Journal of Interdisciplinary History 33.4 (2003) 599-600
[Access article in PDF]
Law and Colonial Cultures: Legal Regimes in World History, 1400-1900. By Lauren Benton (New York, Cambridge University Press, 2001) 285pp. $65.00 cloth $20.00 paper
The legal dimensions of the development of modern state systems, colonial regimes, and the emergence of the modern international system are often ignored. Benton works to correct this tendency in a broadly conceived analysis of the "contested historical movement from truly plural legal orders to state-dominated legal orders" (28). Benton calls for the effort to "reimagine global structure as the institutional matrix constructed out of practice and shaped by conflict" (4). This analysis shows "modern state-centered legal pluralism as historically recent and contingent" (30), and that "legal conflicts in the long nineteenth century contributed to the formation of a global interstate order" (29).
The heart of the analysis is an examination of changing conditions of legal pluralism, a context with more than one basic legal regime or authority. Benton distinguishes between multicentric legal orders, "in which the state is one among many legal authorities" (11), and more state-centered legal orders. His first multicentric context is "law in diaspora," concentrating on legal regimes in the early modern Atlantic world. Benton argues that these regimes, taken together, show that "a single international legal regime" already existed between the fifteenth and the end of the eighteenth century (79). Though not a unitary structure, the institutional order in culturally diverse areas was "mutually intelligible for travelers and traders," because relationships were shaped by the same matrix of legal issues (79).
Benton then examines legal pluralism in the Spanish New World, Portuguese Goa, and the Ottoman Empire, with an emphasis on "the unstable relationship between religious and state law" (124-125). Next follows a chapter that discusses "the transition from a more fluid legal pluralism to the more planned pluralism of 'high' colonialism in British India and French colonial Africa" during the nineteenth century (129). An analysis of legal hierarchies in the Cape Colony and New South Wales shows the legal status of indigenous peoples as a central issue in defining the powers of the colonial state. The final case study is the definition of extra-territoriality as a separate legal status for foreigners (211), implicitly recognizing "hegemonic state legal authority" (252). Specifics are presented in a detailed analysis of Uruguay, with comparative [End Page 599] conclusions about Ottoman and Chinese developments. All of the cases support Benton's basic theme that "formally plural legal orders were transformed into state-dominated legal orders" by the end of the nineteenth century (209).
Given the importance that Benton gives to the concept of an emerging global interstate order, it is surprising that she does not give more consideration to the beginnings of "international law." Her approach would be well suited to it; specific legal contestations played an important role in defining the nature and boundaries of the modern state. One can hope that Benton has left this as an issue for a later study.
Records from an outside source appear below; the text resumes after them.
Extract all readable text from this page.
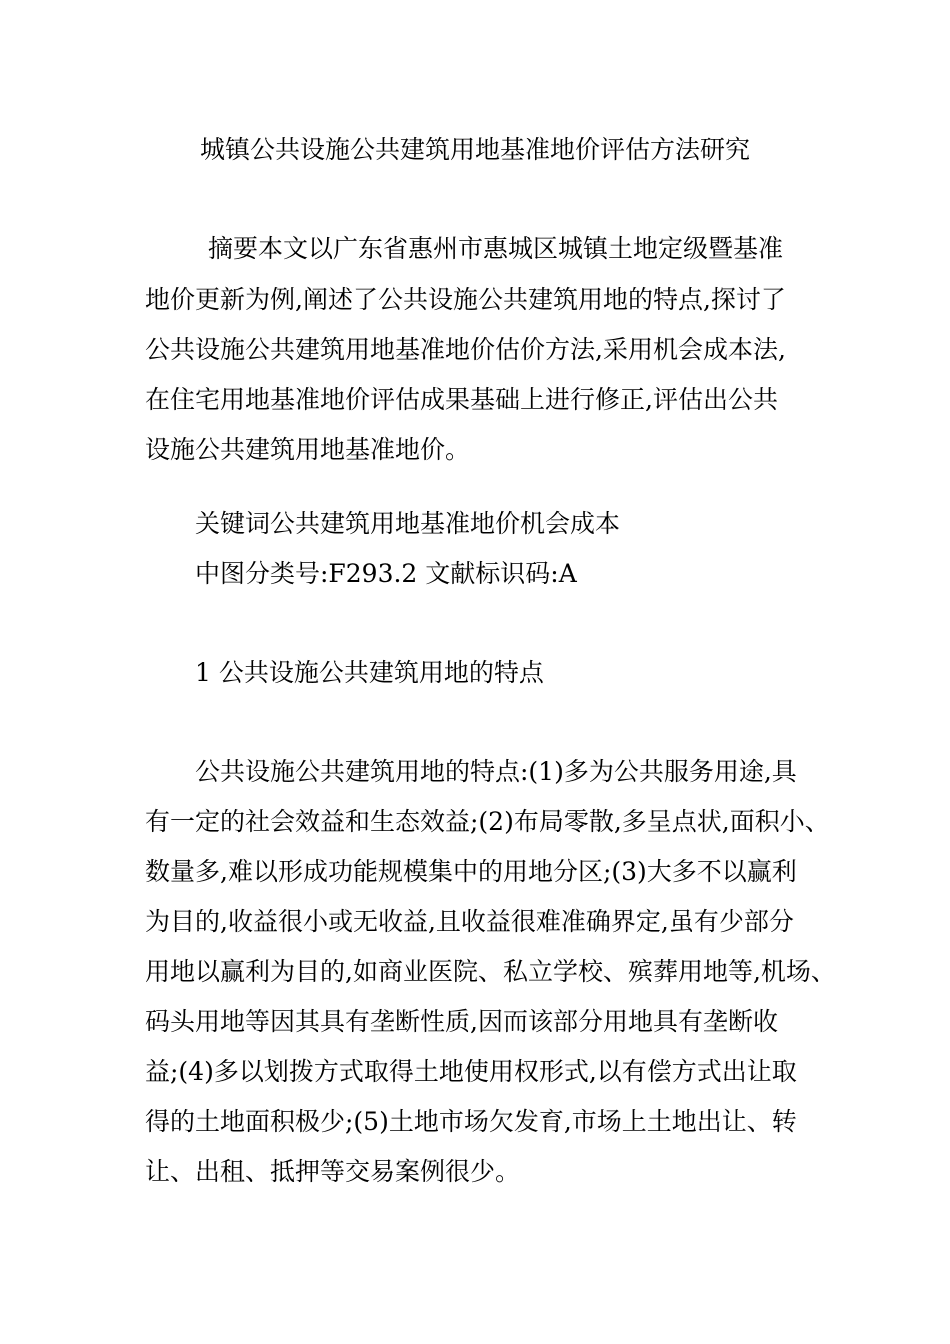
城镇公共设施公共建筑用地基准地价评估方法研究
摘要本文以广东省惠州市惠城区城镇土地定级暨基准
地价更新为例,阐述了公共设施公共建筑用地的特点,探讨了
公共设施公共建筑用地基准地价估价方法,采用机会成本法,
在住宅用地基准地价评估成果基础上进行修正,评估出公共
设施公共建筑用地基准地价。
关键词公共建筑用地基准地价机会成本
中图分类号:F293.2 文献标识码:A
1 公共设施公共建筑用地的特点
公共设施公共建筑用地的特点:(1)多为公共服务用途,具
有一定的社会效益和生态效益;(2)布局零散,多呈点状,面积小、
数量多,难以形成功能规模集中的用地分区;(3)大多不以赢利
为目的,收益很小或无收益,且收益很难准确界定,虽有少部分
用地以赢利为目的,如商业医院、私立学校、殡葬用地等,机场、
码头用地等因其具有垄断性质,因而该部分用地具有垄断收
益;(4)多以划拨方式取得土地使用权形式,以有偿方式出让取
得的土地面积极少;(5)土地市场欠发育,市场上土地出让、转
让、出租、抵押等交易案例很少。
This study makes effective use of anthropological, legal, and archival sources, blending the needs of precision and detail in complex case studies with a clear statement of the broader implications of the analysis. Benton effectively shows "the importance of demonstrating the interconnections between small conflicts in particular historical settings and the revision of 'master narratives' about global change" (28). All who are interested in the "master narratives" of the development of the modern state, modern political society, and the global state system should find this book at least useful, if not essential.